19

The Queen Scratches a Name

You are in the forest that is not your own, and you know from the rough, ridged bark of the ash trees that once were smooth saplings that much time has passed here in your absence. You had not wanted to come, it is too painful to recall. But they watch you all the time, beneath the Hill and in the Greenwood, pairs of eyes gleaming with hatred and mistrust. Highborn fey whisper in angry knots at court. Even your waiting women strip the gossamer sheets of your bedchambers as though to find hidden secrets. Once you discovered a bananach’s feather teeming with lice left behind in your wardrobe. You ignore these signs, your solitary coldness mistaken for arrogance. It is all you have to make them cautious of challenging you.

You have come here on this dying day of summer to be alone, at least for a little while before they sense your absence beneath the Hill. They will not follow you here for they think it a place of no consequence, of too much sun, too close to the stink of mortal kind. They hear the sounds of the builder’s hammer and they shudder, knowing it will mean the loss of more faerie land.

You have come out of an unexpected tenderness and shame. You stand in the greening shadow of the ash trees and see the lawn of wildflowers and choking grass leading up to the wall that was not there before. You can hear the man, shouting, grunting like a gored animal, but you do not need words to understand the anguish and rage that feeds such madness. This was your doing, you remind yourself, but it could be no other way. You touch the old scar beneath your breast, the small circle of ruched skin reminding you that all three of you paid the price, though none was asked. Such is the call of power that it levels all to its demands.

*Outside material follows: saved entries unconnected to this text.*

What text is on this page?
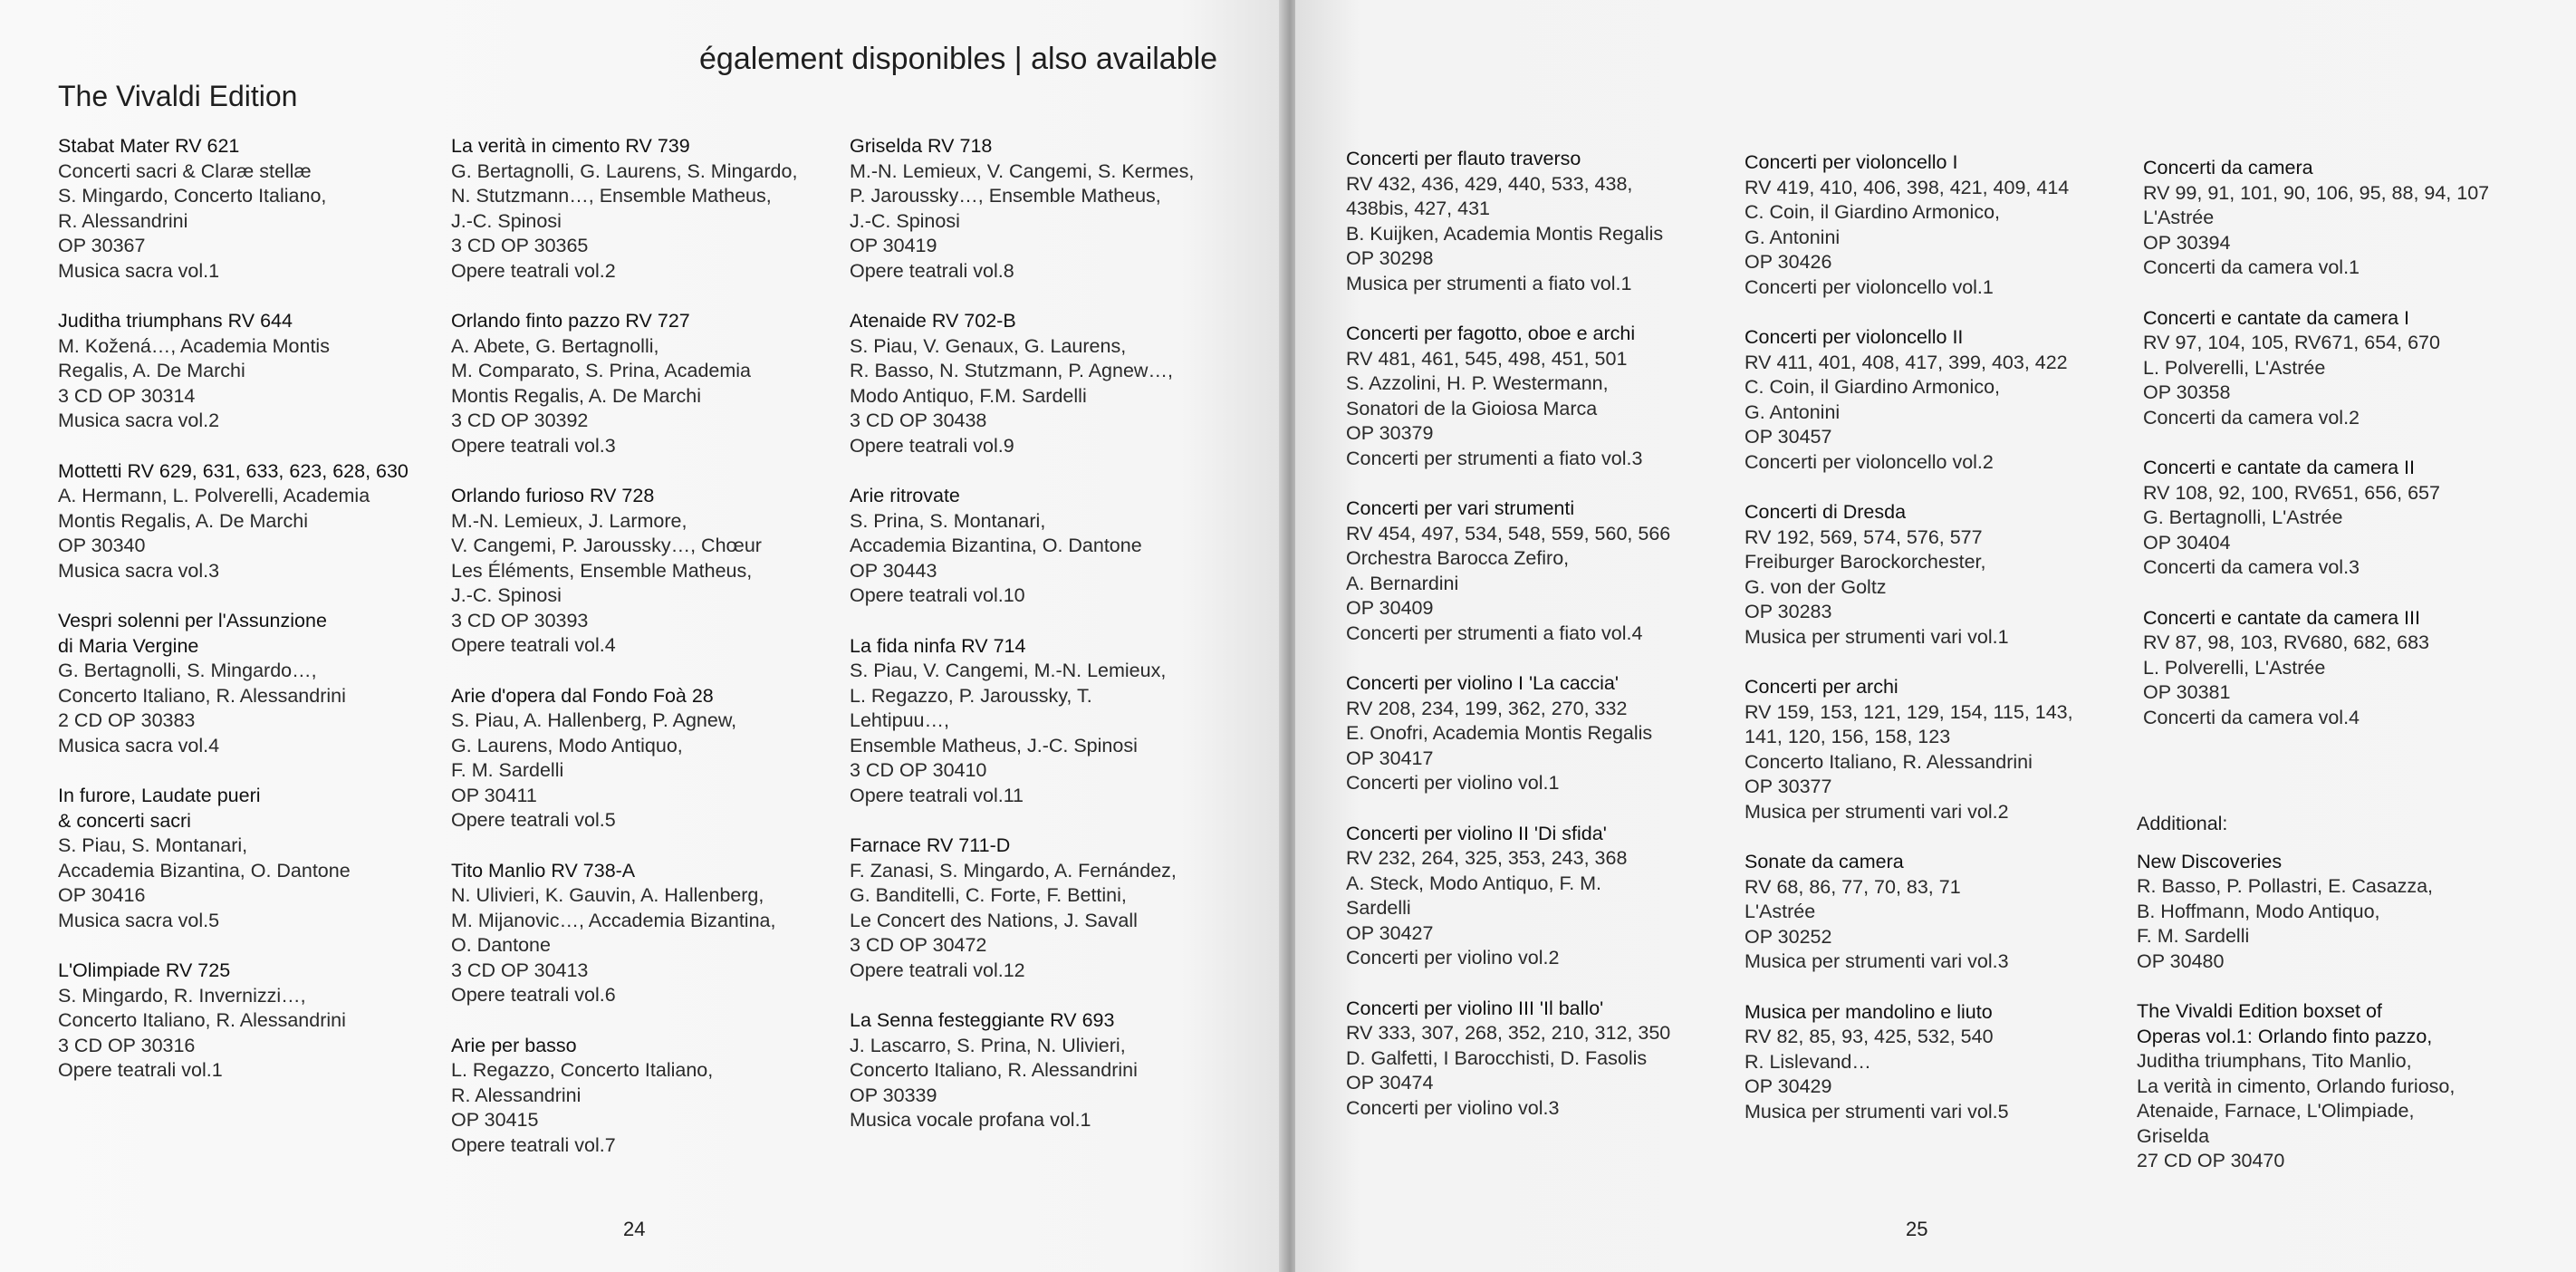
The Vivaldi Edition
également disponibles | also available

Stabat Mater RV 621

Concerti sacri & Claræ stellæ

S. Mingardo, Concerto Italiano,

R. Alessandrini

OP 30367

Musica sacra vol.1

Juditha triumphans RV 644

M. Kožená…, Academia Montis

Regalis, A. De Marchi

3 CD OP 30314

Musica sacra vol.2

Mottetti RV 629, 631, 633, 623, 628, 630

A. Hermann, L. Polverelli, Academia

Montis Regalis, A. De Marchi

OP 30340

Musica sacra vol.3

Vespri solenni per l'Assunzione

di Maria Vergine

G. Bertagnolli, S. Mingardo…,

Concerto Italiano, R. Alessandrini

2 CD OP 30383

Musica sacra vol.4

In furore, Laudate pueri

& concerti sacri

S. Piau, S. Montanari,

Accademia Bizantina, O. Dantone

OP 30416

Musica sacra vol.5

L'Olimpiade RV 725

S. Mingardo, R. Invernizzi…,

Concerto Italiano, R. Alessandrini

3 CD OP 30316

Opere teatrali vol.1

La verità in cimento RV 739

G. Bertagnolli, G. Laurens, S. Mingardo,

N. Stutzmann…, Ensemble Matheus,

J.-C. Spinosi

3 CD OP 30365

Opere teatrali vol.2

Orlando finto pazzo RV 727

A. Abete, G. Bertagnolli,

M. Comparato, S. Prina, Academia

Montis Regalis, A. De Marchi

3 CD OP 30392

Opere teatrali vol.3

Orlando furioso RV 728

M.-N. Lemieux, J. Larmore,

V. Cangemi, P. Jaroussky…, Chœur

Les Éléments, Ensemble Matheus,

J.-C. Spinosi

3 CD OP 30393

Opere teatrali vol.4

Arie d'opera dal Fondo Foà 28

S. Piau, A. Hallenberg, P. Agnew,

G. Laurens, Modo Antiquo,

F. M. Sardelli

OP 30411

Opere teatrali vol.5

Tito Manlio RV 738-A

N. Ulivieri, K. Gauvin, A. Hallenberg,

M. Mijanovic…, Accademia Bizantina,

O. Dantone

3 CD OP 30413

Opere teatrali vol.6

Arie per basso

L. Regazzo, Concerto Italiano,

R. Alessandrini

OP 30415

Opere teatrali vol.7

Griselda RV 718

M.-N. Lemieux, V. Cangemi, S. Kermes,

P. Jaroussky…, Ensemble Matheus,

J.-C. Spinosi

OP 30419

Opere teatrali vol.8

Atenaide RV 702-B

S. Piau, V. Genaux, G. Laurens,

R. Basso, N. Stutzmann, P. Agnew…,

Modo Antiquo, F.M. Sardelli

3 CD OP 30438

Opere teatrali vol.9

Arie ritrovate

S. Prina, S. Montanari,

Accademia Bizantina, O. Dantone

OP 30443

Opere teatrali vol.10

La fida ninfa RV 714

S. Piau, V. Cangemi, M.-N. Lemieux,

L. Regazzo, P. Jaroussky, T.

Lehtipuu…,

Ensemble Matheus, J.-C. Spinosi

3 CD OP 30410

Opere teatrali vol.11

Farnace RV 711-D

F. Zanasi, S. Mingardo, A. Fernández,

G. Banditelli, C. Forte, F. Bettini,

Le Concert des Nations, J. Savall

3 CD OP 30472

Opere teatrali vol.12

La Senna festeggiante RV 693

J. Lascarro, S. Prina, N. Ulivieri,

Concerto Italiano, R. Alessandrini

OP 30339

Musica vocale profana vol.1

24

Concerti per flauto traverso

RV 432, 436, 429, 440, 533, 438,

438bis, 427, 431

B. Kuijken, Academia Montis Regalis

OP 30298

Musica per strumenti a fiato vol.1

Concerti per fagotto, oboe e archi

RV 481, 461, 545, 498, 451, 501

S. Azzolini, H. P. Westermann,

Sonatori de la Gioiosa Marca

OP 30379

Concerti per strumenti a fiato vol.3

Concerti per vari strumenti

RV 454, 497, 534, 548, 559, 560, 566

Orchestra Barocca Zefiro,

A. Bernardini

OP 30409

Concerti per strumenti a fiato vol.4

Concerti per violino I 'La caccia'

RV 208, 234, 199, 362, 270, 332

E. Onofri, Academia Montis Regalis

OP 30417

Concerti per violino vol.1

Concerti per violino II 'Di sfida'

RV 232, 264, 325, 353, 243, 368

A. Steck, Modo Antiquo, F. M.

Sardelli

OP 30427

Concerti per violino vol.2

Concerti per violino III 'Il ballo'

RV 333, 307, 268, 352, 210, 312, 350

D. Galfetti, I Barocchisti, D. Fasolis

OP 30474

Concerti per violino vol.3

Concerti per violoncello I

RV 419, 410, 406, 398, 421, 409, 414

C. Coin, il Giardino Armonico,

G. Antonini

OP 30426

Concerti per violoncello vol.1

Concerti per violoncello II

RV 411, 401, 408, 417, 399, 403, 422

C. Coin, il Giardino Armonico,

G. Antonini

OP 30457

Concerti per violoncello vol.2

Concerti di Dresda

RV 192, 569, 574, 576, 577

Freiburger Barockorchester,

G. von der Goltz

OP 30283

Musica per strumenti vari vol.1

Concerti per archi

RV 159, 153, 121, 129, 154, 115, 143,

141, 120, 156, 158, 123

Concerto Italiano, R. Alessandrini

OP 30377

Musica per strumenti vari vol.2

Sonate da camera

RV 68, 86, 77, 70, 83, 71

L'Astrée

OP 30252

Musica per strumenti vari vol.3

Musica per mandolino e liuto

RV 82, 85, 93, 425, 532, 540

R. Lislevand…

OP 30429

Musica per strumenti vari vol.5

Concerti da camera

RV 99, 91, 101, 90, 106, 95, 88, 94, 107

L'Astrée

OP 30394

Concerti da camera vol.1

Concerti e cantate da camera I

RV 97, 104, 105, RV671, 654, 670

L. Polverelli, L'Astrée

OP 30358

Concerti da camera vol.2

Concerti e cantate da camera II

RV 108, 92, 100, RV651, 656, 657

G. Bertagnolli, L'Astrée

OP 30404

Concerti da camera vol.3

Concerti e cantate da camera III

RV 87, 98, 103, RV680, 682, 683

L. Polverelli, L'Astrée

OP 30381

Concerti da camera vol.4

Additional:

New Discoveries

R. Basso, P. Pollastri, E. Casazza,

B. Hoffmann, Modo Antiquo,

F. M. Sardelli

OP 30480

The Vivaldi Edition boxset of

Operas vol.1: Orlando finto pazzo,

Juditha triumphans, Tito Manlio,

La verità in cimento, Orlando furioso,

Atenaide, Farnace, L'Olimpiade,

Griselda

27 CD OP 30470

25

The shouting has stopped and suddenly he is there, standing on the edge of the wild, forsaken lawn. He raises his head, shaggy with unkempt hair, his once fair skin mottled brown and black like old leather left to wither in the sun and rain. You are still, unmoving, though your eyes gaze keenly at the man, taking in every line of his face, the eyes black and bloodshot, the lips dry and cracked. He inhales deeply, his wolfish head swinging slowly from side to side as though scenting prey. For one moment his eyes seem to rest on you, and you see the moment of shocked surprise, before his eyes roll back into white spheres of madness again. He falls to his knees and with outstretched arms, lifts his head, howling.

And in the small triangle of skin at the base of his throat, that skin that once you warmed with your kiss, you throw your silver blade. Your aim is true as always and the point plunges deep, strangling his howls. He falls and you watch him, horror and misery mingled with the confidence of your action.

You step from the edge of the woods and enter the fallow field, wildflowers brushing your ankles as you let yourself turn back to that first moment. Blood weeps beneath your breast, the old wound torn open anew. Slowly, you approach him and he watches you, the fury in his black eyes dulling like river-washed stones abandoned on the shore. He gurgles, hiccups as the blood pools around the stem of silver. But he does not struggle, for he believes again. You lean down to him and your honey-colored hair brushes his face. He thinks you mean to kiss him farewell, and almost imperceptibly he lifts his chin amid the pain of dying to receive it.

But you will not kiss him, for you know too much about his madness. Instead you free your blade from his throat and watch him die, quickly now as the blood spurts furiously, washing his neck and shoulders crimson. You wipe your blade on his filthy shirt for not one drop of his blood must enter the Greenwood lest they should know of it.

Later, in a cool spring, you will purify yourself, pouring the cold, clean water over and over your flesh until all traces of his animal scent and the blood of your wound reopened and now sealed again have disappeared. But one last gesture you cannot resist. On a small bayberry leaf dangling close to the edge of the spring you have scratched your child’s true name with your fingernail in lines so small, not even a spriggan could read it between the green veins. And you wonder as you do so whether you have made a mistake after all.